Former residents of the Protestant-run Bethany Home have alleged there was a closer relationship between it and the Church of Ireland than the church is prepared to reveal.
They have publicised a letter written in 1945 by the then Archbishop of Dublin in which he suggested to the Department of Justice that the home should become a place of detention for Protestant females.
In a statement, leader of the Survivors' campaign Derek Linster says he received an e-mail from current Church of Ireland Archbishop of Dublin Dr John Neill saying he had no information about the Bethany Home and that it was ‘only a name’ that he had heard.
Mr Linster says the Archbishop would not allow him to read records of the church's correspondence from the time.
But now the campaign has received a letter from the Department of Justice, written by the then Archbishop, Dr Arthur William Barton, to Gerald Boland, the then Minister for Justice, nominating the Bethany Home as a place of detention for 'Protestant girls on remand'.
The letter is dated 9 April, 1945.
Mr Linster claims there was a closer relationship between the institution and the Church of Ireland than the church is prepared to reveal.

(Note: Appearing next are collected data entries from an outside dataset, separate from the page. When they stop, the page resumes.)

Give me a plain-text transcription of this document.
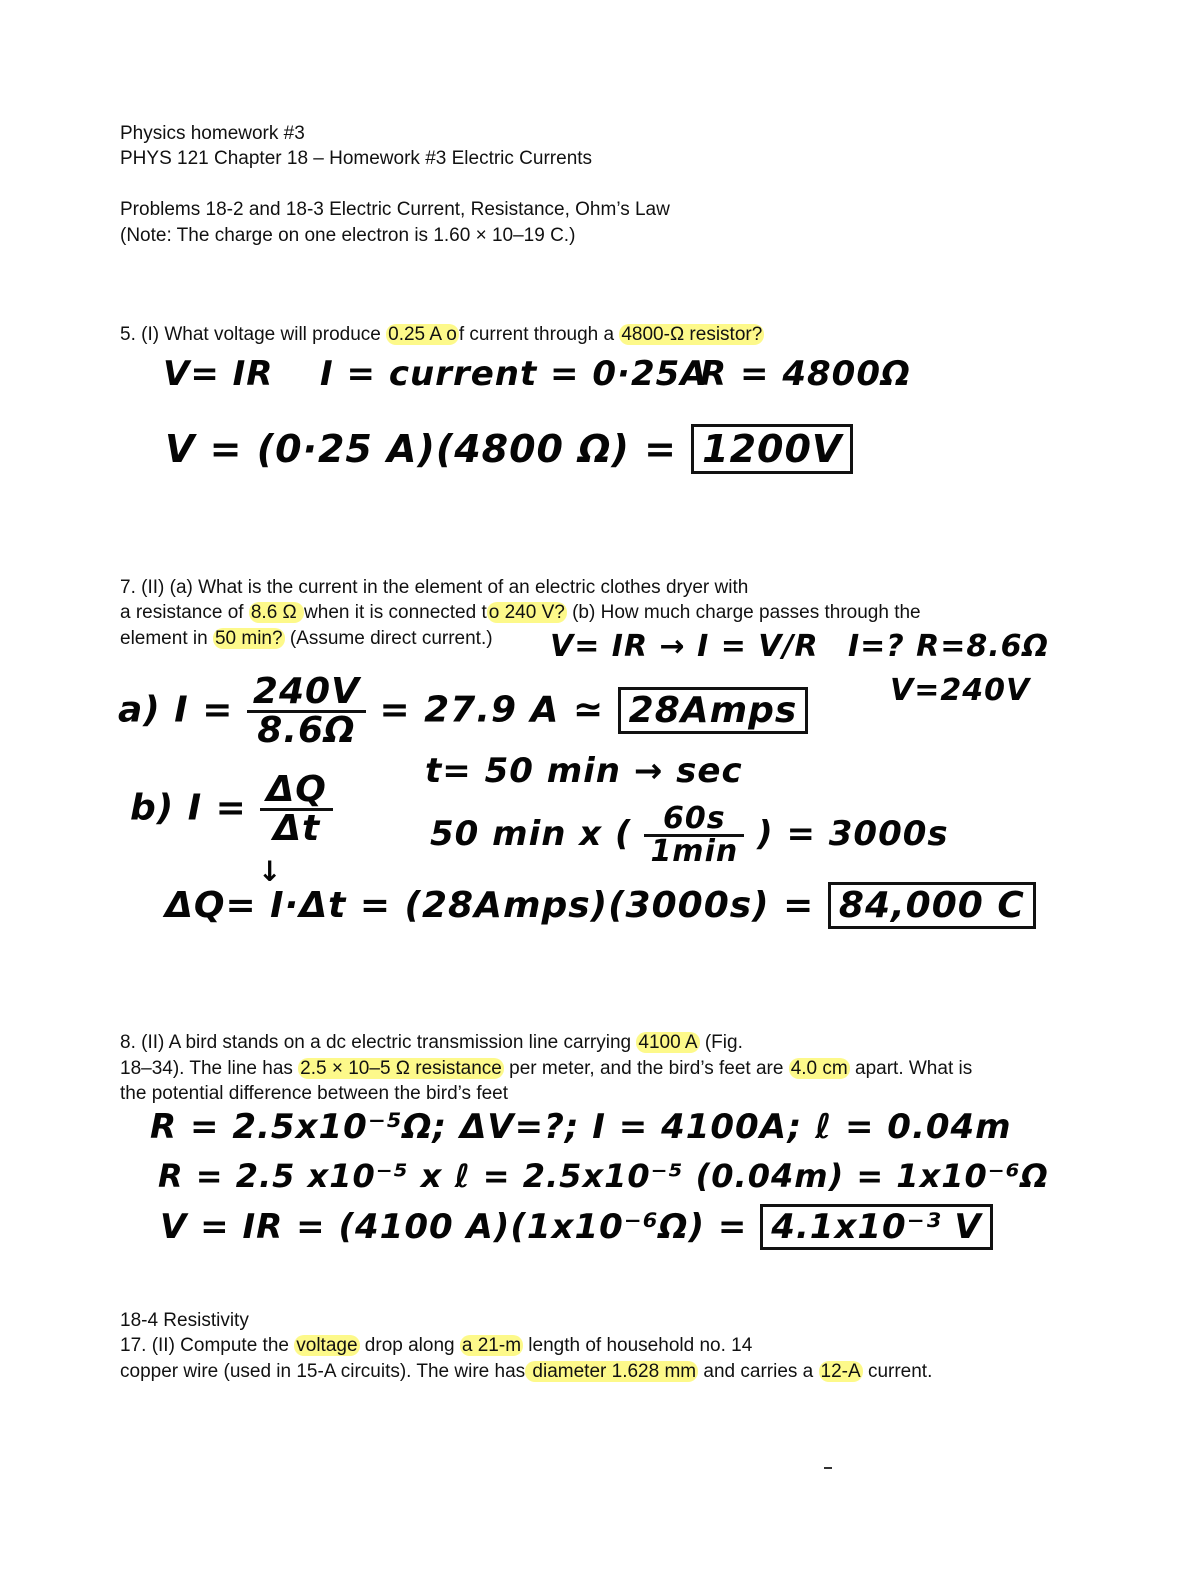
Physics homework #3
PHYS 121 Chapter 18 – Homework #3 Electric Currents
Problems 18-2 and 18-3 Electric Current, Resistance, Ohm’s Law
(Note: The charge on one electron is 1.60 × 10–19 C.)
5. (I) What voltage will produce 0.25 A o f current through a 4800-Ω resistor?
V= IR I = current = 0·25A
R = 4800Ω
V = (0·25 A)(4800 Ω) = 1200V
7. (II) (a) What is the current in the element of an electric clothes dryer with
a resistance of 8.6 Ω when it is connected t o 240 V? (b) How much charge passes through the
element in 50 min? (Assume direct current.) V= IR → I = V/R I=? R=8.6Ω
V=240V
a) $I = \frac{240V}{8.6\Omega} = 27.9$ A ≃ 28Amps
b) $I = \frac{\Delta Q}{\Delta t}$
t= 50 min → sec
50 min x ( $\frac{60s}{1\min}$ ) = 3000s
↓
ΔQ= I·Δt = (28Amps)(3000s) = 84,000 C
8. (II) A bird stands on a dc electric transmission line carrying 4100 A (Fig.
18–34). The line has 2.5 × 10–5 Ω resistance per meter, and the bird’s feet are 4.0 cm apart. What is
the potential difference between the bird’s feet
R = 2.5x10⁻⁵Ω; ΔV=?; I = 4100A; ℓ = 0.04m
R = 2.5 x10⁻⁵ x ℓ = 2.5x10⁻⁵ (0.04m) = 1x10⁻⁶Ω
V = IR = (4100 A)(1x10⁻⁶Ω) = 4.1x10⁻³ V
18-4 Resistivity
17. (II) Compute the voltage drop along a 21-m length of household no. 14
copper wire (used in 15-A circuits). The wire has diameter 1.628 mm and carries a 12-A current.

He also says that, while other denominations played a role in running the now-defunct Rathgar home, the Church of Ireland was the dominant influence.
Last month, residents revealed that 219 children died there over three decades in the middle of the last century.
A campaigner for justice, Niall Meehan, discovered their unmarked graves in Dublin's Mount Jerome Cemetery.
The Church of Ireland responded to those revelations saying the home was run by a board of independent trustees.
It has also supported calls for the residents to be compensated by the State's redress scheme for victims of abuse in children's institutions.
The Church of Ireland has issued a statement saying that it has 'made available all records relating to the Bethany Home of which it has knowledge and has furnished copies of minute books for the home to Professor Niall Meehan'.
It added that the Archbishop does not have files of that period nor any records of Bethany Home.
Relating to the letter dated April 1945 the Church of Ireland says this 'confirms that in 1945 the Bethany Home was already subject to Government inspection, was recognised by the Courts as a place of detention and that arrangements involving the home were already in place'.
'This supports claims made by former residents of a formal relationship between State institutions and the home', the statement says.
The Church says it has for some time asked the State to have the Bethany Home brought under the remit of the Residential Institutions Redress Board.
The statement goes on to say that the Church encourages former residents to contact Minister Harney 'to avail of the offer to disclose allegations of abuse to Government officials and to bring all information in their possession to the Government's attention'.